Resulta que existe una operación llamada «Vender en corto». De manera rudimentaria la explicación sería: apuestas a qué las acciones de una empresa van a bajar y si en efecto, estas acciones bajan, ganas dinero.

Los grandes fondos de inversión apostaron cantidades enormes de dinero a qué las acciones de la empresa GameStop bajarían. En el mundo de las grandes finanzas, no había nada que impidiera que estas acciones bajaran. Así que era dinero fácil y seguro.

Muy alejados de los grandes despachos de Wall Street, desde hogares comunes y corrientes de los Estados Unidos, un grupo de jóvenes se organizó para comprar acciones de la empresa GameStop. Esto arruinó la apuesta de los grandes tiburones. Al haber muchas personas dispuestas a comprar, las acciones subieron de precio. Esto hizo que los grandes fondos perdieran la apuesta y junto con ella millones de dólares.

Pasaron horas antes de que los gigantes de Wall Street entendieran lo que estaba pasando. Un grupo de jóvenes los había puesto al borde de la banca rota.

Un día veremos libros y películas sobre esta historia. Sin embargo, la pregunta que me da vueltas en la mente es ¿Qué pasaría si los jóvenes adventistas hiciéramo lo mismo?

No hablo de reunirnos en un foro, hablo de reunirnos en las iglesias. No hablo de organizarnos para destruir fondos millonarios, hablo de organizados para aliviar el dolor que el pecado produce, en quienes no conocen a Jesús.

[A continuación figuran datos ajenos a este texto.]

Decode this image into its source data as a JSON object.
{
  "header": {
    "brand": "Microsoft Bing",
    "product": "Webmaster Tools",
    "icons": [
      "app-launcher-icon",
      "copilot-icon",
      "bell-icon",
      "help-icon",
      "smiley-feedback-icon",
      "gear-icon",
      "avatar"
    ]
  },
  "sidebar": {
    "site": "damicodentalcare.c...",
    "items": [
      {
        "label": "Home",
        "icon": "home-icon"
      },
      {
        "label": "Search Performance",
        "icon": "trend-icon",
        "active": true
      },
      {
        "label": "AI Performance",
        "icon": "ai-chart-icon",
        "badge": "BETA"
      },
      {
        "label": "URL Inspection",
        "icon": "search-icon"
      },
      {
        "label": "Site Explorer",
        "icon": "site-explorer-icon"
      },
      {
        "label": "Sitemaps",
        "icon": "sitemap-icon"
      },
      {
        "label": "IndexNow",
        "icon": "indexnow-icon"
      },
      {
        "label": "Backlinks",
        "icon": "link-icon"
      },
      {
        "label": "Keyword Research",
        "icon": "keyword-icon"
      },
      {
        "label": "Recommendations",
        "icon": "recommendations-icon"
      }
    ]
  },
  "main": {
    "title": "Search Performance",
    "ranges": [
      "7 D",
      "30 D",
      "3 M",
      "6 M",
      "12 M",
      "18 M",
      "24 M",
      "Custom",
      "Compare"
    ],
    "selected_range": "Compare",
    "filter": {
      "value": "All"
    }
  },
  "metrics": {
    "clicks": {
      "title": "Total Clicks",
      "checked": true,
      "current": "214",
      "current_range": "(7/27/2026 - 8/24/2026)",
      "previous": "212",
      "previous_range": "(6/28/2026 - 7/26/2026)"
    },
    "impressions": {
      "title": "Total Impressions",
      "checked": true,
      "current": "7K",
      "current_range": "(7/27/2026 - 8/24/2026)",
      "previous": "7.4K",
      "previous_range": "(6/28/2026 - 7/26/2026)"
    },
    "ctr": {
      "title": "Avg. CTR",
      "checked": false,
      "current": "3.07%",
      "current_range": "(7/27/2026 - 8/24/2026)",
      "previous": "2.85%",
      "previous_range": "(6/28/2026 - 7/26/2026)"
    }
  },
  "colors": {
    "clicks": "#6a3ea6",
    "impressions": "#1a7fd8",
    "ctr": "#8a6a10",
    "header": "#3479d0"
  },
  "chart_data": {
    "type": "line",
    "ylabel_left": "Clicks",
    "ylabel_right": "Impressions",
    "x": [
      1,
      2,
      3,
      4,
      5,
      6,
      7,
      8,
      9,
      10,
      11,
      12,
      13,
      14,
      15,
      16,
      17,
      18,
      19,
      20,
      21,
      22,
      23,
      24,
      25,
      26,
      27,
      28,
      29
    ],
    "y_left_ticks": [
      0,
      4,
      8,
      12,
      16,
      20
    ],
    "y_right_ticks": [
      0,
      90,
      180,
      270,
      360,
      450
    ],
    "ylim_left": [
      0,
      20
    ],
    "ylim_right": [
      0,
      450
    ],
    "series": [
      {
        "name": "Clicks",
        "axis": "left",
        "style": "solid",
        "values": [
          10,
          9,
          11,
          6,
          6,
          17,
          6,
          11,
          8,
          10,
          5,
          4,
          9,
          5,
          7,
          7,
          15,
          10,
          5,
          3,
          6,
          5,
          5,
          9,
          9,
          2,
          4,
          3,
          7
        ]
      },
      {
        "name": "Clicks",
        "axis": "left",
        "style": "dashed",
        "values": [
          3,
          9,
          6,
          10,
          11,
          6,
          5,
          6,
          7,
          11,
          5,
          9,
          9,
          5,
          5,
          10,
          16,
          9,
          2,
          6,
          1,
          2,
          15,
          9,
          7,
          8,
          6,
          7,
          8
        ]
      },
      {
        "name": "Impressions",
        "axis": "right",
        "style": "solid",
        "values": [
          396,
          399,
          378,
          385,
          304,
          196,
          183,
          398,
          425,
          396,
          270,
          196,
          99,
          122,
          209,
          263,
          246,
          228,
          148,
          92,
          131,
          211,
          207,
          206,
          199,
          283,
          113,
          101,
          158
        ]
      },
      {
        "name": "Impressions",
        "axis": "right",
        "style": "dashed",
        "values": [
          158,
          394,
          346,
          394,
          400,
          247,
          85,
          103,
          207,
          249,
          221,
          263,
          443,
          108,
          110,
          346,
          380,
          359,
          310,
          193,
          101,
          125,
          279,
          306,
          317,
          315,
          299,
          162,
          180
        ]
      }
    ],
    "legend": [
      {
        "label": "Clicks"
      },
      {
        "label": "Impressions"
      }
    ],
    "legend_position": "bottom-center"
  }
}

Si estos jóvenes detrás de una computadora pudieron hacer eso, los jóvenes adventistas de la mano de Dios podrían hacer mucho más.

Dios sabe lo mucho que se lograría si los jóvenes se comprometieran con la causa. Por eso dijo:

“Ninguno tenga en poco tu juventud, sino sé ejemplo de los creyentes en palabra, conducta, amor, espíritu, fe y pureza.”

(1 Tim. 4:12)

Nos vemos en nuestro foro este sábado por la tarde.